Em audiência na terça-feira (27.1) o procurador-geral do Trabalho, Gláucio Araújo de Oliveira, recebeu representantes de oito sindicatos rodoviários do Paraná que relataram o problema e solicitaram a ação do MPT para superação dele. O grupo estava acompanhado do integrante do Comitê de Liberdade Sindical da Organização Internacional do Trabalho (OIT), Sandro Lunardi, que relatou as dificuldades enfrentadas pela categoria na aduana da nova ponte que liga os dois país, construída para aliviar o tráfego intenso da Ponte da Amizade, erguida há mais de 60 anos.

"Os motoristas enfrentam graves problemas no que diz respeito à aduana e às filas, que ocorrem em decorrência dessa aduana. As condições para que esses motoristas possam aguardar nas filas, as condições de descanso, local de parada, banheiros ainda são precárias.
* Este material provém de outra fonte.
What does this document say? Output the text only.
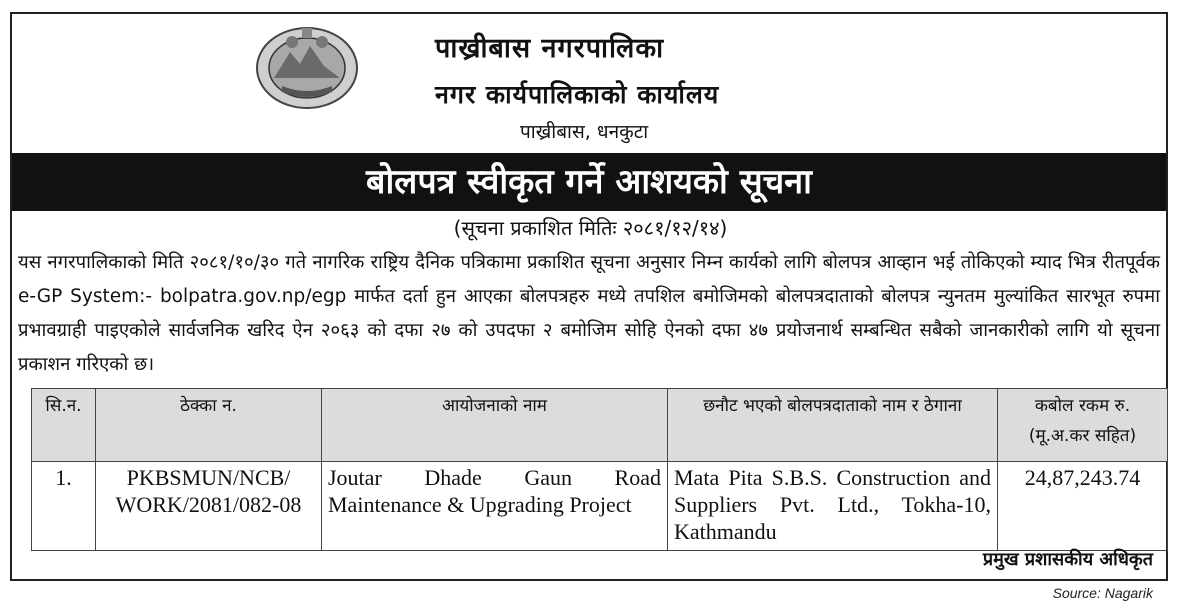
पाख्रीबास नगरपालिका
नगर कार्यपालिकाको कार्यालय
पाख्रीबास, धनकुटा
बोलपत्र स्वीकृत गर्ने आशयको सूचना
(सूचना प्रकाशित मितिः २०८१/१२/१४)
यस नगरपालिकाको मिति २०८१/१०/३० गते नागरिक राष्ट्रिय दैनिक पत्रिकामा प्रकाशित सूचना अनुसार निम्न कार्यको लागि बोलपत्र आव्हान भई तोकिएको म्याद भित्र रीतपूर्वक e-GP System:- bolpatra.gov.np/egp मार्फत दर्ता हुन आएका बोलपत्रहरु मध्ये तपशिल बमोजिमको बोलपत्रदाताको बोलपत्र न्युनतम मुल्यांकित सारभूत रुपमा प्रभावग्राही पाइएकोले सार्वजनिक खरिद ऐन २०६३ को दफा २७ को उपदफा २ बमोजिम सोहि ऐनको दफा ४७ प्रयोजनार्थ सम्बन्धित सबैको जानकारीको लागि यो सूचना प्रकाशन गरिएको छ।
सि.न.	ठेक्का न.	आयोजनाको नाम	छनौट भएको बोलपत्रदाताको नाम र ठेगाना	कबोल रकम रु. (मू.अ.कर सहित)
1.	PKBSMUN/NCB/ WORK/2081/082-08	Joutar Dhade Gaun Road Maintenance & Upgrading Project	Mata Pita S.B.S. Construction and Suppliers Pvt. Ltd., Tokha-10, Kathmandu	24,87,243.74
प्रमुख प्रशासकीय अधिकृत
Source: Nagarik
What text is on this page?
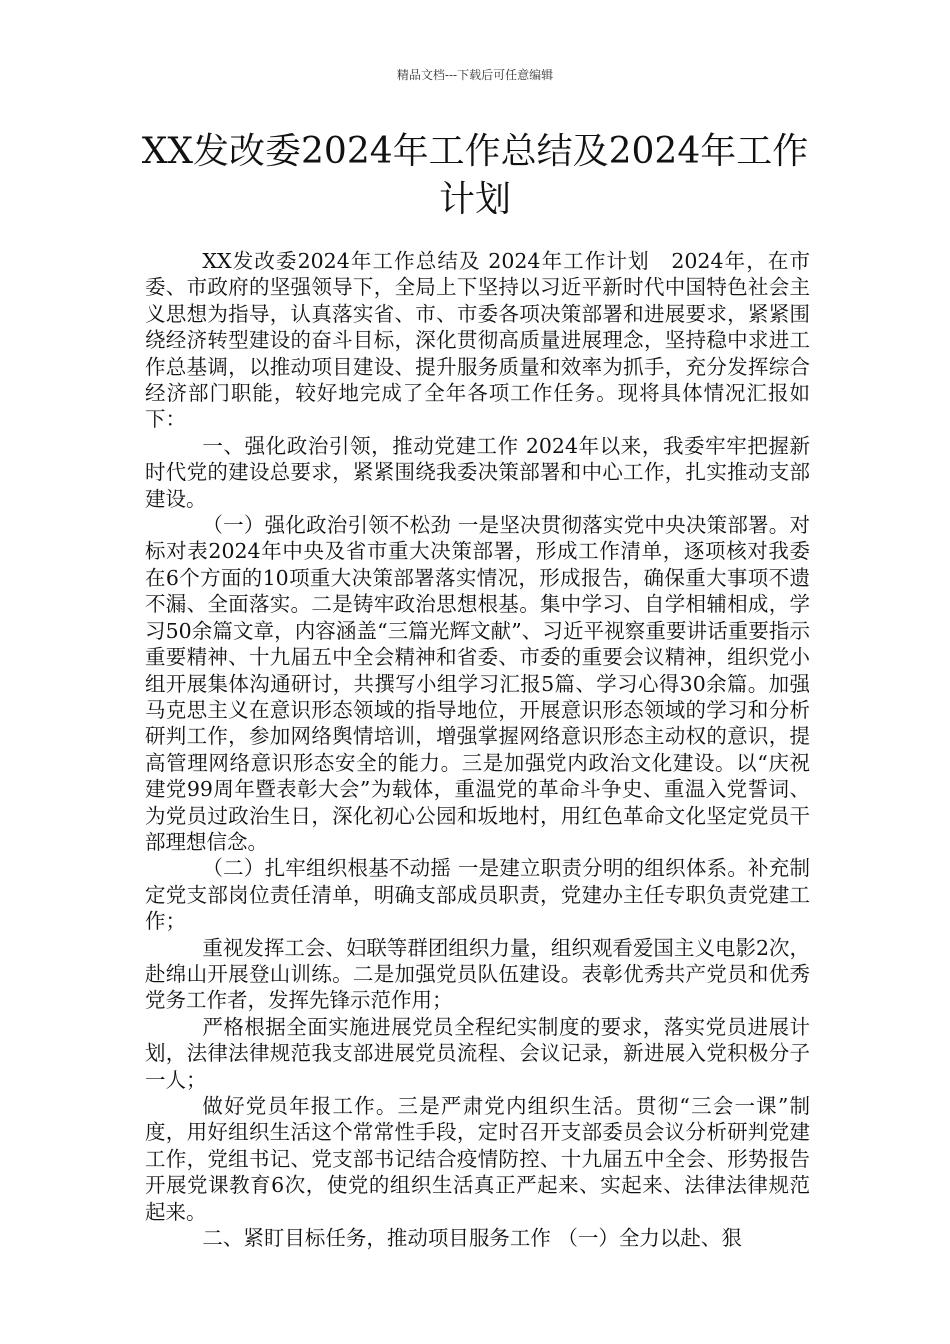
精品文档---下载后可任意编辑
XX发改委2024年工作总结及2024年工作计划

XX发改委2024年工作总结及 2024年工作计划　2024年，在市委、市政府的坚强领导下，全局上下坚持以习近平新时代中国特色社会主义思想为指导，认真落实省、市、市委各项决策部署和进展要求，紧紧围绕经济转型建设的奋斗目标，深化贯彻高质量进展理念，坚持稳中求进工作总基调，以推动项目建设、提升服务质量和效率为抓手，充分发挥综合经济部门职能，较好地完成了全年各项工作任务。现将具体情况汇报如下：

一、强化政治引领，推动党建工作 2024年以来，我委牢牢把握新时代党的建设总要求，紧紧围绕我委决策部署和中心工作，扎实推动支部建设。

（一）强化政治引领不松劲 一是坚决贯彻落实党中央决策部署。对标对表2024年中央及省市重大决策部署，形成工作清单，逐项核对我委在6个方面的10项重大决策部署落实情况，形成报告，确保重大事项不遗不漏、全面落实。二是铸牢政治思想根基。集中学习、自学相辅相成，学习50余篇文章，内容涵盖“三篇光辉文献”、习近平视察重要讲话重要指示重要精神、十九届五中全会精神和省委、市委的重要会议精神，组织党小组开展集体沟通研讨，共撰写小组学习汇报5篇、学习心得30余篇。加强马克思主义在意识形态领域的指导地位，开展意识形态领域的学习和分析研判工作，参加网络舆情培训，增强掌握网络意识形态主动权的意识，提高管理网络意识形态安全的能力。三是加强党内政治文化建设。以“庆祝建党99周年暨表彰大会”为载体，重温党的革命斗争史、重温入党誓词、为党员过政治生日，深化初心公园和坂地村，用红色革命文化坚定党员干部理想信念。

（二）扎牢组织根基不动摇 一是建立职责分明的组织体系。补充制定党支部岗位责任清单，明确支部成员职责，党建办主任专职负责党建工作；

重视发挥工会、妇联等群团组织力量，组织观看爱国主义电影2次，赴绵山开展登山训练。二是加强党员队伍建设。表彰优秀共产党员和优秀党务工作者，发挥先锋示范作用；

严格根据全面实施进展党员全程纪实制度的要求，落实党员进展计划，法律法律规范我支部进展党员流程、会议记录，新进展入党积极分子一人；

做好党员年报工作。三是严肃党内组织生活。贯彻“三会一课”制度，用好组织生活这个常常性手段，定时召开支部委员会议分析研判党建工作，党组书记、党支部书记结合疫情防控、十九届五中全会、形势报告开展党课教育6次，使党的组织生活真正严起来、实起来、法律法律规范起来。

二、紧盯目标任务，推动项目服务工作 （一）全力以赴、狠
Eles precisam de espaço para descanso", ressalta.

A divisa com o Paraguai é apontada como uma das fronteiras terrestres mais movimentadas do Brasil, com circulação diária de cerca de 100 mil pessoas e 45 mil veículos. Segundo Lunardi, a construção da Ponte da Integração, concebida para aliviar o trânsito, "por enquanto está contribuindo para agudizar o problema".

Ele ressalta que a solução depende, inclusive, de entendimentos diplomáticos entre o Brasil e o Paraguai, o que aumenta a importância da promoção de entendimentos no Brasil e, posteriormente, buscar o diálogo com o país vizinho. "Por isso, é fundamental contar com o MPT, que vai nos acompanhar nessa jornada, nessa luta dos trabalhadores", declarou.

Participaram da audiência no MPT os representantes dos sindicatos dos Trabalhadores em Transportes Rodoviários das cidades de Francisco Beltrão, Maringá, Foz do Iguaçu, Pato Branco, Dois Vizinhos e do Sindicato dos Trabalhadores em Transportes Rodoviários do Estado do Paraná.